Yeah I think it will come in handy a bit later. It currently has two inputs connected to the carry flag. If I swap one of them to be the sign bit of the LHS input, the ALU can do arithmetic right shifts. Need some op decoding first though 😀
Yeah great point! I hadn't considered the rotate instructions. Those could be cool to have. 🙂 It's always a battle between making the initial breadboard versions of the subcircuits feature rich, and moving faster while postponing features to future revisions.
I love it! So, it is technically possible to implement right and left bit shifting with other operations. It’s not *necessary* to add additional hardware for bit shifting. However, these become pretty expensive operations that way, which is certainly unintuitive compared to pretty much any real CPU.

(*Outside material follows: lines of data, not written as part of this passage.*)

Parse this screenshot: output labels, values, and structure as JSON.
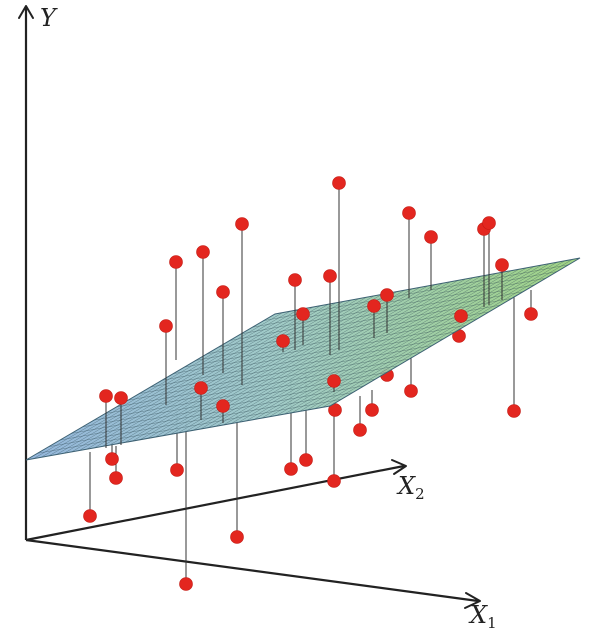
{
  "axes": {
    "y_label": "Y",
    "x2_label": "X",
    "x2_sub": "2",
    "x1_label": "X",
    "x1_sub": "1"
  },
  "colors": {
    "point": "#e3261f",
    "plane_low": "#8fb3db",
    "plane_high": "#9bd17e",
    "axis": "#222222"
  },
  "observations_count": 40
}
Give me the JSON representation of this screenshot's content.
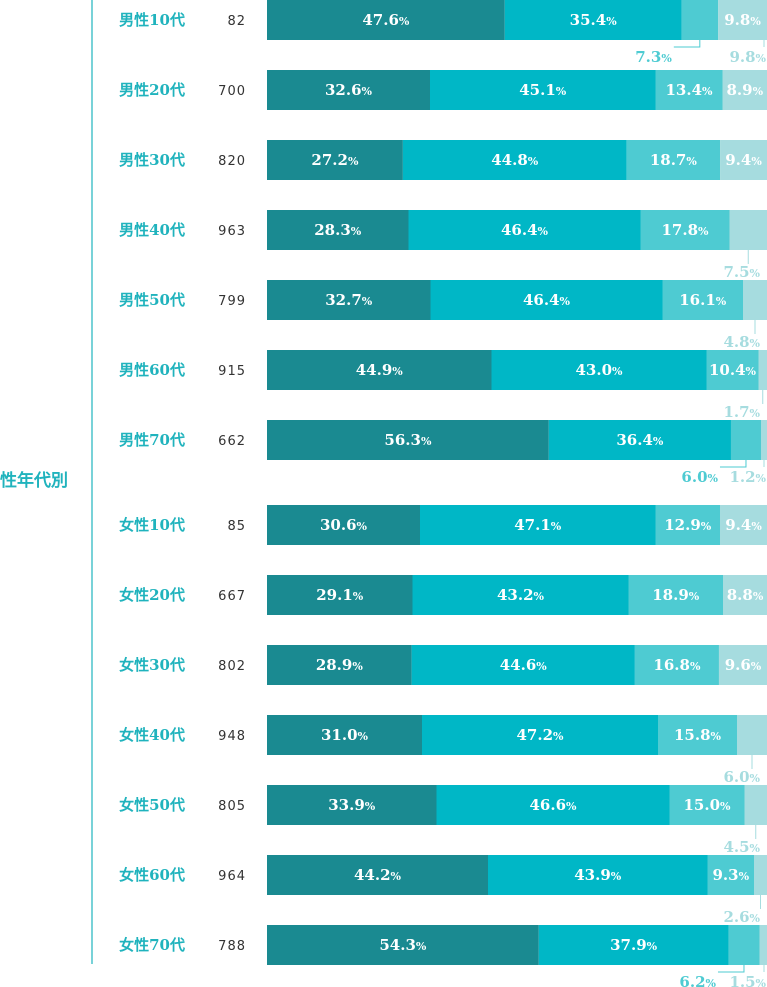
{
  "chart_data": {
    "type": "bar",
    "orientation": "horizontal",
    "stacked": true,
    "group_label": "性年代別",
    "unit": "%",
    "colors": {
      "series_fills": [
        "#1a8a91",
        "#00b7c6",
        "#4ecbd2",
        "#a6dcdf"
      ],
      "label_text": "#20b3bd",
      "outside_label": "#a6dcdf",
      "axis_line": "#20b3bd"
    },
    "rows": [
      {
        "label": "男性10代",
        "n": "82",
        "values": [
          47.6,
          35.4,
          7.3,
          9.8
        ],
        "texts": [
          "47.6",
          "35.4",
          "7.3",
          "9.8"
        ]
      },
      {
        "label": "男性20代",
        "n": "700",
        "values": [
          32.6,
          45.1,
          13.4,
          8.9
        ],
        "texts": [
          "32.6",
          "45.1",
          "13.4",
          "8.9"
        ]
      },
      {
        "label": "男性30代",
        "n": "820",
        "values": [
          27.2,
          44.8,
          18.7,
          9.4
        ],
        "texts": [
          "27.2",
          "44.8",
          "18.7",
          "9.4"
        ]
      },
      {
        "label": "男性40代",
        "n": "963",
        "values": [
          28.3,
          46.4,
          17.8,
          7.5
        ],
        "texts": [
          "28.3",
          "46.4",
          "17.8",
          "7.5"
        ]
      },
      {
        "label": "男性50代",
        "n": "799",
        "values": [
          32.7,
          46.4,
          16.1,
          4.8
        ],
        "texts": [
          "32.7",
          "46.4",
          "16.1",
          "4.8"
        ]
      },
      {
        "label": "男性60代",
        "n": "915",
        "values": [
          44.9,
          43.0,
          10.4,
          1.7
        ],
        "texts": [
          "44.9",
          "43.0",
          "10.4",
          "1.7"
        ]
      },
      {
        "label": "男性70代",
        "n": "662",
        "values": [
          56.3,
          36.4,
          6.0,
          1.2
        ],
        "texts": [
          "56.3",
          "36.4",
          "6.0",
          "1.2"
        ]
      },
      {
        "label": "女性10代",
        "n": "85",
        "values": [
          30.6,
          47.1,
          12.9,
          9.4
        ],
        "texts": [
          "30.6",
          "47.1",
          "12.9",
          "9.4"
        ]
      },
      {
        "label": "女性20代",
        "n": "667",
        "values": [
          29.1,
          43.2,
          18.9,
          8.8
        ],
        "texts": [
          "29.1",
          "43.2",
          "18.9",
          "8.8"
        ]
      },
      {
        "label": "女性30代",
        "n": "802",
        "values": [
          28.9,
          44.6,
          16.8,
          9.6
        ],
        "texts": [
          "28.9",
          "44.6",
          "16.8",
          "9.6"
        ]
      },
      {
        "label": "女性40代",
        "n": "948",
        "values": [
          31.0,
          47.2,
          15.8,
          6.0
        ],
        "texts": [
          "31.0",
          "47.2",
          "15.8",
          "6.0"
        ]
      },
      {
        "label": "女性50代",
        "n": "805",
        "values": [
          33.9,
          46.6,
          15.0,
          4.5
        ],
        "texts": [
          "33.9",
          "46.6",
          "15.0",
          "4.5"
        ]
      },
      {
        "label": "女性60代",
        "n": "964",
        "values": [
          44.2,
          43.9,
          9.3,
          2.6
        ],
        "texts": [
          "44.2",
          "43.9",
          "9.3",
          "2.6"
        ]
      },
      {
        "label": "女性70代",
        "n": "788",
        "values": [
          54.3,
          37.9,
          6.2,
          1.5
        ],
        "texts": [
          "54.3",
          "37.9",
          "6.2",
          "1.5"
        ]
      }
    ]
  }
}
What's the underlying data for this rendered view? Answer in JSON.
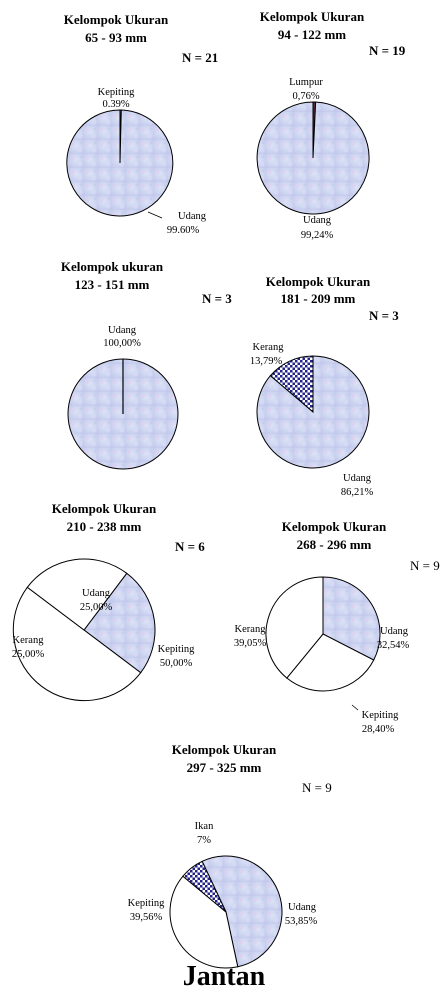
{
  "footer": "Jantan",
  "colors": {
    "udang_fill": "#c9d3f0",
    "udang_tint": "#e6c8ec",
    "white": "#ffffff",
    "dots_fill": "#2a2a8c",
    "outline": "#000000"
  },
  "chart_data": [
    {
      "type": "pie",
      "title_lines": [
        "Kelompok Ukuran",
        "65 - 93 mm"
      ],
      "n_label": "N = 21",
      "slices": [
        {
          "name": "Kepiting",
          "value": 0.39,
          "label": "Kepiting",
          "pct": "0.39%",
          "fill": "hatch"
        },
        {
          "name": "Udang",
          "value": 99.6,
          "label": "Udang",
          "pct": "99.60%",
          "fill": "udang"
        }
      ]
    },
    {
      "type": "pie",
      "title_lines": [
        "Kelompok Ukuran",
        "94 - 122 mm"
      ],
      "n_label": "N = 19",
      "slices": [
        {
          "name": "Lumpur",
          "value": 0.76,
          "label": "Lumpur",
          "pct": "0,76%",
          "fill": "dark"
        },
        {
          "name": "Udang",
          "value": 99.24,
          "label": "Udang",
          "pct": "99,24%",
          "fill": "udang"
        }
      ]
    },
    {
      "type": "pie",
      "title_lines": [
        "Kelompok ukuran",
        "123 - 151 mm"
      ],
      "n_label": "N = 3",
      "slices": [
        {
          "name": "Udang",
          "value": 100,
          "label": "Udang",
          "pct": "100,00%",
          "fill": "udang"
        }
      ]
    },
    {
      "type": "pie",
      "title_lines": [
        "Kelompok Ukuran",
        "181 - 209 mm"
      ],
      "n_label": "N = 3",
      "slices": [
        {
          "name": "Kerang",
          "value": 13.79,
          "label": "Kerang",
          "pct": "13,79%",
          "fill": "dots"
        },
        {
          "name": "Udang",
          "value": 86.21,
          "label": "Udang",
          "pct": "86,21%",
          "fill": "udang"
        }
      ]
    },
    {
      "type": "pie",
      "title_lines": [
        "Kelompok Ukuran",
        "210 - 238 mm"
      ],
      "n_label": "N = 6",
      "slices": [
        {
          "name": "Udang",
          "value": 25.0,
          "label": "Udang",
          "pct": "25,00%",
          "fill": "udang"
        },
        {
          "name": "Kepiting",
          "value": 50.0,
          "label": "Kepiting",
          "pct": "50,00%",
          "fill": "white"
        },
        {
          "name": "Kerang",
          "value": 25.0,
          "label": "Kerang",
          "pct": "25,00%",
          "fill": "white"
        }
      ]
    },
    {
      "type": "pie",
      "title_lines": [
        "Kelompok Ukuran",
        "268 - 296 mm"
      ],
      "n_label": "N = 9",
      "slices": [
        {
          "name": "Udang",
          "value": 32.54,
          "label": "Udang",
          "pct": "32,54%",
          "fill": "udang"
        },
        {
          "name": "Kepiting",
          "value": 28.4,
          "label": "Kepiting",
          "pct": "28,40%",
          "fill": "white"
        },
        {
          "name": "Kerang",
          "value": 39.05,
          "label": "Kerang",
          "pct": "39,05%",
          "fill": "white"
        }
      ]
    },
    {
      "type": "pie",
      "title_lines": [
        "Kelompok Ukuran",
        "297 - 325 mm"
      ],
      "n_label": "N = 9",
      "slices": [
        {
          "name": "Udang",
          "value": 53.85,
          "label": "Udang",
          "pct": "53,85%",
          "fill": "udang"
        },
        {
          "name": "Kepiting",
          "value": 39.56,
          "label": "Kepiting",
          "pct": "39,56%",
          "fill": "white"
        },
        {
          "name": "Ikan",
          "value": 7,
          "label": "Ikan",
          "pct": "7%",
          "fill": "dots"
        }
      ]
    }
  ]
}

I assume your CPU will also be pipelined like James Sharmans? I agree that his ALU design is quite elegant, but since I’m designing a stepped processor, I’m thinking of not running everything through the adder. In James’ design, I believe this requires two pipeline stages before an ALU result can be obtained…not a problem for a pipelined processor. I’m not quite sure why two stages are needed but I’m thinking for my stepped processor design it might be better to keep each calculation circuit separate (add, shift, logic ops, etc) and only choose between which one to apply at the output at the final output of the ALU. Hope that makes sense. My cpu, though a stepped processor, currently takes three cycles for most operations. That’s why I’d like to minimize the number of cycles needed in the ALU.
Yes, at a later point I'll start adding pipeline stages in the places where they make sense. It's a good idea though to quickly sketch out on paper what kinds of chips you have feeding into each other, and then sum up the propagation delay along those paths. The adder is pretty fast, probably 1/4th of the time a ROM-based decoder would take to produce an output. AND/OR/XOR and multiplexers are going to be even faster. So you can probably rack up quite a few adders or logic chips in your ALU before they start making your CPU slower (because they overtake the decoder as criticial path). Keeping the ALU paths separate for the different functions is a nice idea! That would likely take quite a few additional chips because you have to replicate some work (XOR for subtraction in parallel to logic ops, maybe some redundancy in the logic ops?) but you should be able to get a bit more speed out of it 👍